HERE we go again.

It’s time for another Reds white-knuckle journey on the play-off roller-coaster - a ride that’s made Wrexham supporters sick every time they’ve jumped on in the last 30 years.

The Reds’ promotion chances went west in London’s East End in 1989, Luton Town downed Wrexham twice in the space of two years in 2010 and then there was the woe of Wembley six years ago where Newport County landed the bounty of a place back in the Football League.

Surely the club’s luck has to change at some point and what better place to do it at Wrexham Football Club’s spiritual home, The Racecourse Ground.

Wrexham boast the best home record in non-league’s top division and that makes them favourites to beat Eastleigh in tonight’s fourth versus seventh play-off eliminator.

Despite having the indefensible distraction of having three different managers in the space of three months this season, Wrexham have made it to the play-offs - something they’ve not achieved since reaching the final back in 2013.

Wrexham’s board of directors should have learned from the Dean Keates experience when he walked out on the club that gave him his first chance in management.

Sam Ricketts then did the same, slithering off to Shrewsbury Town in the build-up to the club’s biggest game of the season - a second round FA Cup clash at home to Newport County.

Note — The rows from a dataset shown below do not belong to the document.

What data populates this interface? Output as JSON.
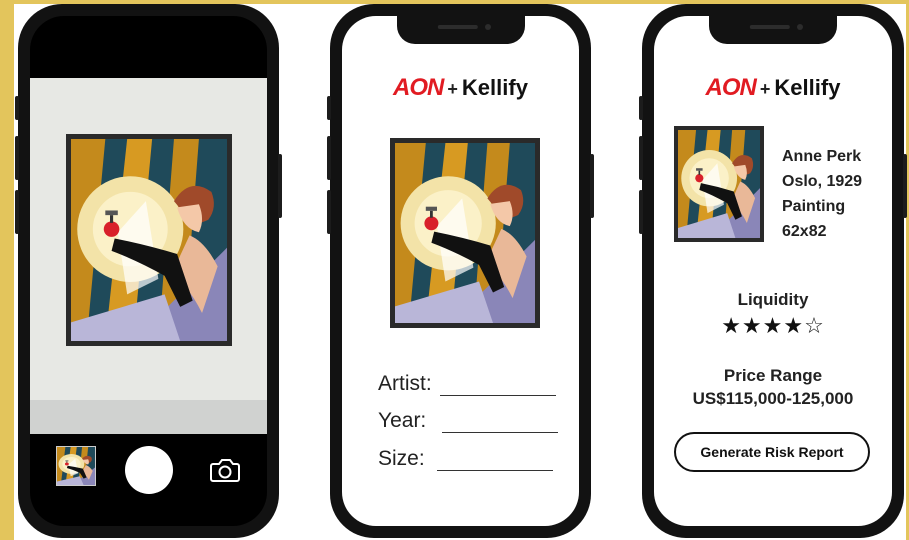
{
  "logo": {
    "aon": "AON",
    "plus": "+",
    "partner": "Kellify"
  },
  "form": {
    "artist_label": "Artist:",
    "year_label": "Year:",
    "size_label": "Size:"
  },
  "result": {
    "artist": "Anne Perk",
    "origin": "Oslo, 1929",
    "medium": "Painting",
    "dimensions": "62x82",
    "liquidity_label": "Liquidity",
    "liquidity_rating": 4,
    "liquidity_max": 5,
    "stars_text": "★★★★☆",
    "price_label": "Price Range",
    "price_value": "US$115,000-125,000",
    "report_button": "Generate Risk Report"
  },
  "icons": [
    "camera-icon",
    "shutter-button",
    "gallery-thumbnail"
  ],
  "colors": {
    "accent_border": "#e3c55c",
    "aon_red": "#e11b22"
  }
}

Wrexham drew the first game when the board bravely banned boss Ricketts from The Racecourse. Graham Barrow went from right hand man to top man but the Reds went out of the FA Cup 4-0 in a Rodney Parade romp for a team from South Wales that love to stick the boot in on Wrexham.

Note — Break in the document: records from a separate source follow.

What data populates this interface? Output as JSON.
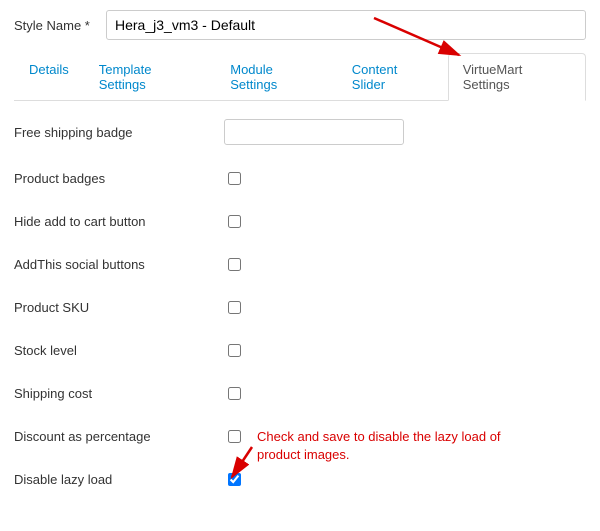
{
  "header": {
    "style_name_label": "Style Name *",
    "style_name_value": "Hera_j3_vm3 - Default"
  },
  "tabs": {
    "details": "Details",
    "template_settings": "Template Settings",
    "module_settings": "Module Settings",
    "content_slider": "Content Slider",
    "virtuemart_settings": "VirtueMart Settings"
  },
  "fields": {
    "free_shipping_badge": {
      "label": "Free shipping badge",
      "value": ""
    },
    "product_badges": {
      "label": "Product badges",
      "checked": false
    },
    "hide_add_to_cart": {
      "label": "Hide add to cart button",
      "checked": false
    },
    "addthis_social": {
      "label": "AddThis social buttons",
      "checked": false
    },
    "product_sku": {
      "label": "Product SKU",
      "checked": false
    },
    "stock_level": {
      "label": "Stock level",
      "checked": false
    },
    "shipping_cost": {
      "label": "Shipping cost",
      "checked": false
    },
    "discount_percentage": {
      "label": "Discount as percentage",
      "checked": false
    },
    "disable_lazy_load": {
      "label": "Disable lazy load",
      "checked": true
    }
  },
  "annotation": {
    "text": "Check and save to disable the lazy load of product images."
  },
  "colors": {
    "link": "#0088cc",
    "annotation": "#d90000",
    "border": "#dddddd"
  }
}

If bursting their Wembley promotion bubble in that all-Wales Wembley showdown in 2013 wasn’t enough, Newport nailed two money-spinning FA Cup home ties against Leicester City and Manchester City.

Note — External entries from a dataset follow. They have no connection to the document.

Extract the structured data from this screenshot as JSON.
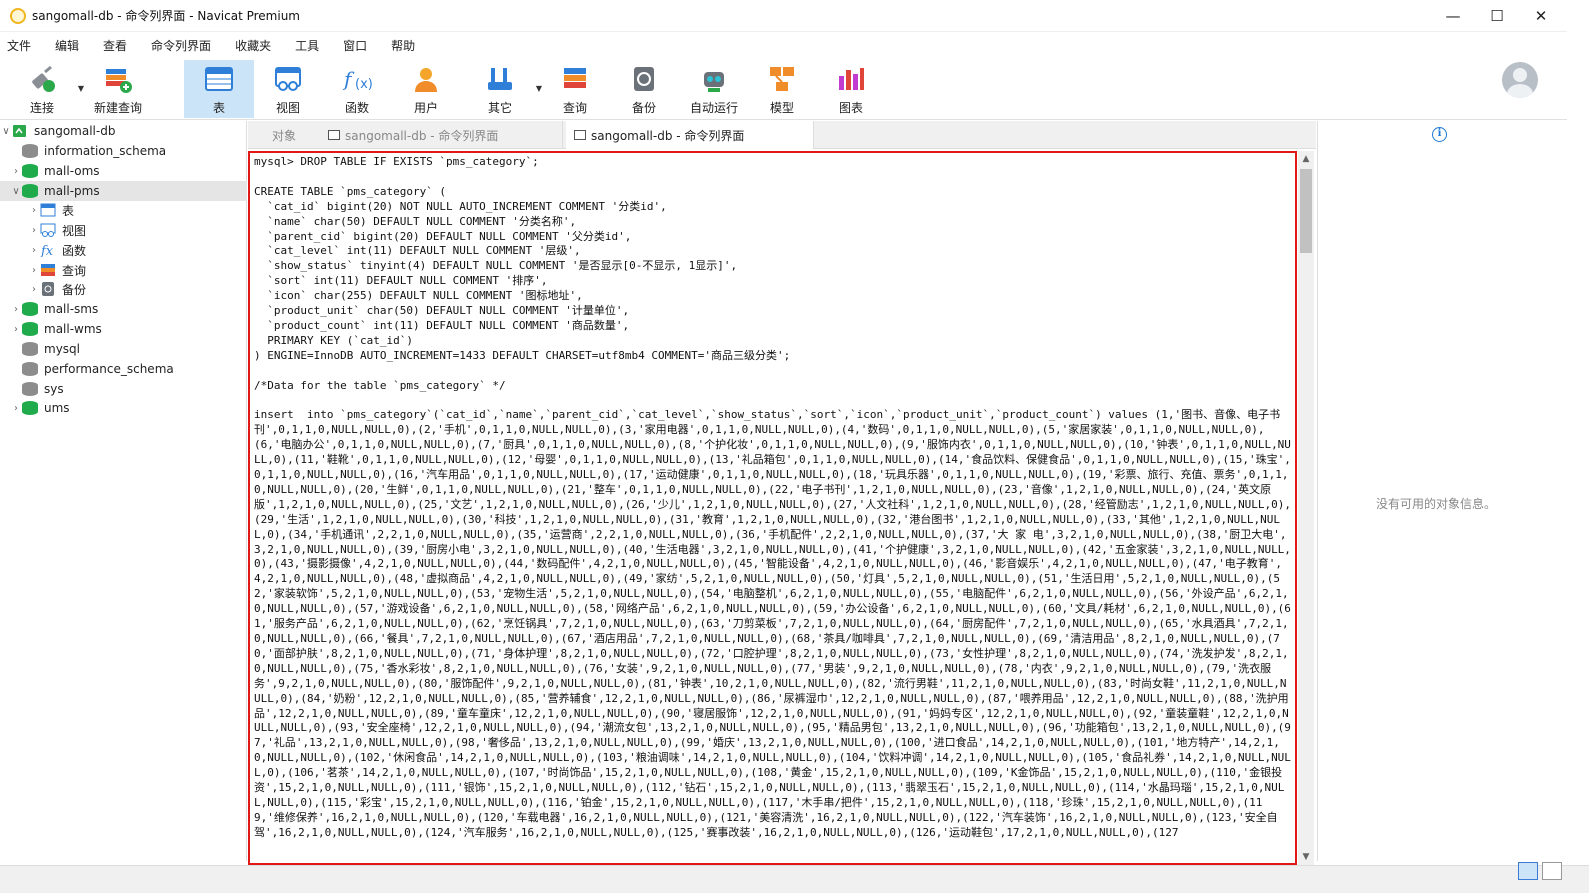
{
  "window": {
    "title": "sangomall-db - 命令列界面 - Navicat Premium",
    "minimize": "—",
    "maximize": "☐",
    "close": "✕"
  },
  "menu": [
    "文件",
    "编辑",
    "查看",
    "命令列界面",
    "收藏夹",
    "工具",
    "窗口",
    "帮助"
  ],
  "toolbar": {
    "connect": "连接",
    "new_query": "新建查询",
    "table": "表",
    "view": "视图",
    "function": "函数",
    "user": "用户",
    "other": "其它",
    "query": "查询",
    "backup": "备份",
    "automation": "自动运行",
    "model": "模型",
    "chart": "图表"
  },
  "sidebar": {
    "root": "sangomall-db",
    "items": [
      "information_schema",
      "mall-oms",
      "mall-pms",
      "表",
      "视图",
      "函数",
      "查询",
      "备份",
      "mall-sms",
      "mall-wms",
      "mysql",
      "performance_schema",
      "sys",
      "ums"
    ]
  },
  "tabs": [
    "对象",
    "sangomall-db - 命令列界面",
    "sangomall-db - 命令列界面"
  ],
  "editor": {
    "content": "mysql> DROP TABLE IF EXISTS `pms_category`;\n\nCREATE TABLE `pms_category` (\n  `cat_id` bigint(20) NOT NULL AUTO_INCREMENT COMMENT '分类id',\n  `name` char(50) DEFAULT NULL COMMENT '分类名称',\n  `parent_cid` bigint(20) DEFAULT NULL COMMENT '父分类id',\n  `cat_level` int(11) DEFAULT NULL COMMENT '层级',\n  `show_status` tinyint(4) DEFAULT NULL COMMENT '是否显示[0-不显示, 1显示]',\n  `sort` int(11) DEFAULT NULL COMMENT '排序',\n  `icon` char(255) DEFAULT NULL COMMENT '图标地址',\n  `product_unit` char(50) DEFAULT NULL COMMENT '计量单位',\n  `product_count` int(11) DEFAULT NULL COMMENT '商品数量',\n  PRIMARY KEY (`cat_id`)\n) ENGINE=InnoDB AUTO_INCREMENT=1433 DEFAULT CHARSET=utf8mb4 COMMENT='商品三级分类';\n\n/*Data for the table `pms_category` */\n\ninsert  into `pms_category`(`cat_id`,`name`,`parent_cid`,`cat_level`,`show_status`,`sort`,`icon`,`product_unit`,`product_count`) values (1,'图书、音像、电子书刊',0,1,1,0,NULL,NULL,0),(2,'手机',0,1,1,0,NULL,NULL,0),(3,'家用电器',0,1,1,0,NULL,NULL,0),(4,'数码',0,1,1,0,NULL,NULL,0),(5,'家居家装',0,1,1,0,NULL,NULL,0),(6,'电脑办公',0,1,1,0,NULL,NULL,0),(7,'厨具',0,1,1,0,NULL,NULL,0),(8,'个护化妆',0,1,1,0,NULL,NULL,0),(9,'服饰内衣',0,1,1,0,NULL,NULL,0),(10,'钟表',0,1,1,0,NULL,NULL,0),(11,'鞋靴',0,1,1,0,NULL,NULL,0),(12,'母婴',0,1,1,0,NULL,NULL,0),(13,'礼品箱包',0,1,1,0,NULL,NULL,0),(14,'食品饮料、保健食品',0,1,1,0,NULL,NULL,0),(15,'珠宝',0,1,1,0,NULL,NULL,0),(16,'汽车用品',0,1,1,0,NULL,NULL,0),(17,'运动健康',0,1,1,0,NULL,NULL,0),(18,'玩具乐器',0,1,1,0,NULL,NULL,0),(19,'彩票、旅行、充值、票务',0,1,1,0,NULL,NULL,0),(20,'生鲜',0,1,1,0,NULL,NULL,0),(21,'整车',0,1,1,0,NULL,NULL,0),(22,'电子书刊',1,2,1,0,NULL,NULL,0),(23,'音像',1,2,1,0,NULL,NULL,0),(24,'英文原版',1,2,1,0,NULL,NULL,0),(25,'文艺',1,2,1,0,NULL,NULL,0),(26,'少儿',1,2,1,0,NULL,NULL,0),(27,'人文社科',1,2,1,0,NULL,NULL,0),(28,'经管励志',1,2,1,0,NULL,NULL,0),(29,'生活',1,2,1,0,NULL,NULL,0),(30,'科技',1,2,1,0,NULL,NULL,0),(31,'教育',1,2,1,0,NULL,NULL,0),(32,'港台图书',1,2,1,0,NULL,NULL,0),(33,'其他',1,2,1,0,NULL,NULL,0),(34,'手机通讯',2,2,1,0,NULL,NULL,0),(35,'运营商',2,2,1,0,NULL,NULL,0),(36,'手机配件',2,2,1,0,NULL,NULL,0),(37,'大 家 电',3,2,1,0,NULL,NULL,0),(38,'厨卫大电',3,2,1,0,NULL,NULL,0),(39,'厨房小电',3,2,1,0,NULL,NULL,0),(40,'生活电器',3,2,1,0,NULL,NULL,0),(41,'个护健康',3,2,1,0,NULL,NULL,0),(42,'五金家装',3,2,1,0,NULL,NULL,0),(43,'摄影摄像',4,2,1,0,NULL,NULL,0),(44,'数码配件',4,2,1,0,NULL,NULL,0),(45,'智能设备',4,2,1,0,NULL,NULL,0),(46,'影音娱乐',4,2,1,0,NULL,NULL,0),(47,'电子教育',4,2,1,0,NULL,NULL,0),(48,'虚拟商品',4,2,1,0,NULL,NULL,0),(49,'家纺',5,2,1,0,NULL,NULL,0),(50,'灯具',5,2,1,0,NULL,NULL,0),(51,'生活日用',5,2,1,0,NULL,NULL,0),(52,'家装软饰',5,2,1,0,NULL,NULL,0),(53,'宠物生活',5,2,1,0,NULL,NULL,0),(54,'电脑整机',6,2,1,0,NULL,NULL,0),(55,'电脑配件',6,2,1,0,NULL,NULL,0),(56,'外设产品',6,2,1,0,NULL,NULL,0),(57,'游戏设备',6,2,1,0,NULL,NULL,0),(58,'网络产品',6,2,1,0,NULL,NULL,0),(59,'办公设备',6,2,1,0,NULL,NULL,0),(60,'文具/耗材',6,2,1,0,NULL,NULL,0),(61,'服务产品',6,2,1,0,NULL,NULL,0),(62,'烹饪锅具',7,2,1,0,NULL,NULL,0),(63,'刀剪菜板',7,2,1,0,NULL,NULL,0),(64,'厨房配件',7,2,1,0,NULL,NULL,0),(65,'水具酒具',7,2,1,0,NULL,NULL,0),(66,'餐具',7,2,1,0,NULL,NULL,0),(67,'酒店用品',7,2,1,0,NULL,NULL,0),(68,'茶具/咖啡具',7,2,1,0,NULL,NULL,0),(69,'清洁用品',8,2,1,0,NULL,NULL,0),(70,'面部护肤',8,2,1,0,NULL,NULL,0),(71,'身体护理',8,2,1,0,NULL,NULL,0),(72,'口腔护理',8,2,1,0,NULL,NULL,0),(73,'女性护理',8,2,1,0,NULL,NULL,0),(74,'洗发护发',8,2,1,0,NULL,NULL,0),(75,'香水彩妆',8,2,1,0,NULL,NULL,0),(76,'女装',9,2,1,0,NULL,NULL,0),(77,'男装',9,2,1,0,NULL,NULL,0),(78,'内衣',9,2,1,0,NULL,NULL,0),(79,'洗衣服务',9,2,1,0,NULL,NULL,0),(80,'服饰配件',9,2,1,0,NULL,NULL,0),(81,'钟表',10,2,1,0,NULL,NULL,0),(82,'流行男鞋',11,2,1,0,NULL,NULL,0),(83,'时尚女鞋',11,2,1,0,NULL,NULL,0),(84,'奶粉',12,2,1,0,NULL,NULL,0),(85,'营养辅食',12,2,1,0,NULL,NULL,0),(86,'尿裤湿巾',12,2,1,0,NULL,NULL,0),(87,'喂养用品',12,2,1,0,NULL,NULL,0),(88,'洗护用品',12,2,1,0,NULL,NULL,0),(89,'童车童床',12,2,1,0,NULL,NULL,0),(90,'寝居服饰',12,2,1,0,NULL,NULL,0),(91,'妈妈专区',12,2,1,0,NULL,NULL,0),(92,'童装童鞋',12,2,1,0,NULL,NULL,0),(93,'安全座椅',12,2,1,0,NULL,NULL,0),(94,'潮流女包',13,2,1,0,NULL,NULL,0),(95,'精品男包',13,2,1,0,NULL,NULL,0),(96,'功能箱包',13,2,1,0,NULL,NULL,0),(97,'礼品',13,2,1,0,NULL,NULL,0),(98,'奢侈品',13,2,1,0,NULL,NULL,0),(99,'婚庆',13,2,1,0,NULL,NULL,0),(100,'进口食品',14,2,1,0,NULL,NULL,0),(101,'地方特产',14,2,1,0,NULL,NULL,0),(102,'休闲食品',14,2,1,0,NULL,NULL,0),(103,'粮油调味',14,2,1,0,NULL,NULL,0),(104,'饮料冲调',14,2,1,0,NULL,NULL,0),(105,'食品礼券',14,2,1,0,NULL,NULL,0),(106,'茗茶',14,2,1,0,NULL,NULL,0),(107,'时尚饰品',15,2,1,0,NULL,NULL,0),(108,'黄金',15,2,1,0,NULL,NULL,0),(109,'K金饰品',15,2,1,0,NULL,NULL,0),(110,'金银投资',15,2,1,0,NULL,NULL,0),(111,'银饰',15,2,1,0,NULL,NULL,0),(112,'钻石',15,2,1,0,NULL,NULL,0),(113,'翡翠玉石',15,2,1,0,NULL,NULL,0),(114,'水晶玛瑙',15,2,1,0,NULL,NULL,0),(115,'彩宝',15,2,1,0,NULL,NULL,0),(116,'铂金',15,2,1,0,NULL,NULL,0),(117,'木手串/把件',15,2,1,0,NULL,NULL,0),(118,'珍珠',15,2,1,0,NULL,NULL,0),(119,'维修保养',16,2,1,0,NULL,NULL,0),(120,'车载电器',16,2,1,0,NULL,NULL,0),(121,'美容清洗',16,2,1,0,NULL,NULL,0),(122,'汽车装饰',16,2,1,0,NULL,NULL,0),(123,'安全自驾',16,2,1,0,NULL,NULL,0),(124,'汽车服务',16,2,1,0,NULL,NULL,0),(125,'赛事改装',16,2,1,0,NULL,NULL,0),(126,'运动鞋包',17,2,1,0,NULL,NULL,0),(127"
  },
  "right_panel": {
    "info_icon": "i",
    "empty_message": "没有可用的对象信息。"
  },
  "colors": {
    "highlight_border": "#e01818",
    "active_tab_bg": "#cce4f7",
    "db_green": "#1faa4b"
  }
}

Back at The Racecourse, Barrow was wheeled in and out again with the club going back to the past to bring in Bryan Hughes and Brian Flynn as the new management double act.

The duo had a dream start taking the Reds to top spot. And despite a little March wobble, rookie boss Hughes and old hand Flynn have led Wrexham to part one of what could be an exciting, end-of-season trilogy.

And that has given Reds’ fans something to celebrate and hopefully they’ll have plenty to shout about when the clock strikes nine tonight.

While inspirational captain Shaun Pearson and clean-sheet keeper king Rob Lainton took the plaudits at Sunday’s player of the season awards, it’s the fans that should be rewarded with a top performance that will bring down the Eastleigh Spitfires.

The supporters have kept on coming through the turnstiles and they’ll be paying the full whack tonight in the hope of making it through to part two of the play-off ride at big-spending Salford City on Sunday.

The crowd did dip below the 4,000 mark on Saturday and it would have been lovely for The Racecourse to be packed to the rafters just like it was for last month’s Wales v Trinidad international.

More than 10,000 watched Ryan Giggs’ B team take on Dennis Lawrence’s Soca Warriors and that brought back memories of one of the best Wrexham performances I’ve seen over the years - and unbelievably it wasn’t one from that sensational 1977/78 Division Three title-winning side.

Twenty four hours after 14,150 watched Wales draw 1-1 with Czechoslovakia in a European Championship qualifier on April 30 1987, Dixie McNeil’s Wrexham entertained (and entertain they did) Southend in a 4-0 Racecourse romp.

Jim Steel and Steve Charles scored doubles in a 4-0 win where Wrexham were outstanding in from of only 935 Reds diehards.

There’ll be a few more than that watching this evening and let’s hope they get treated to one of those very special nights under the lights at the club’s spiritual Racecourse home.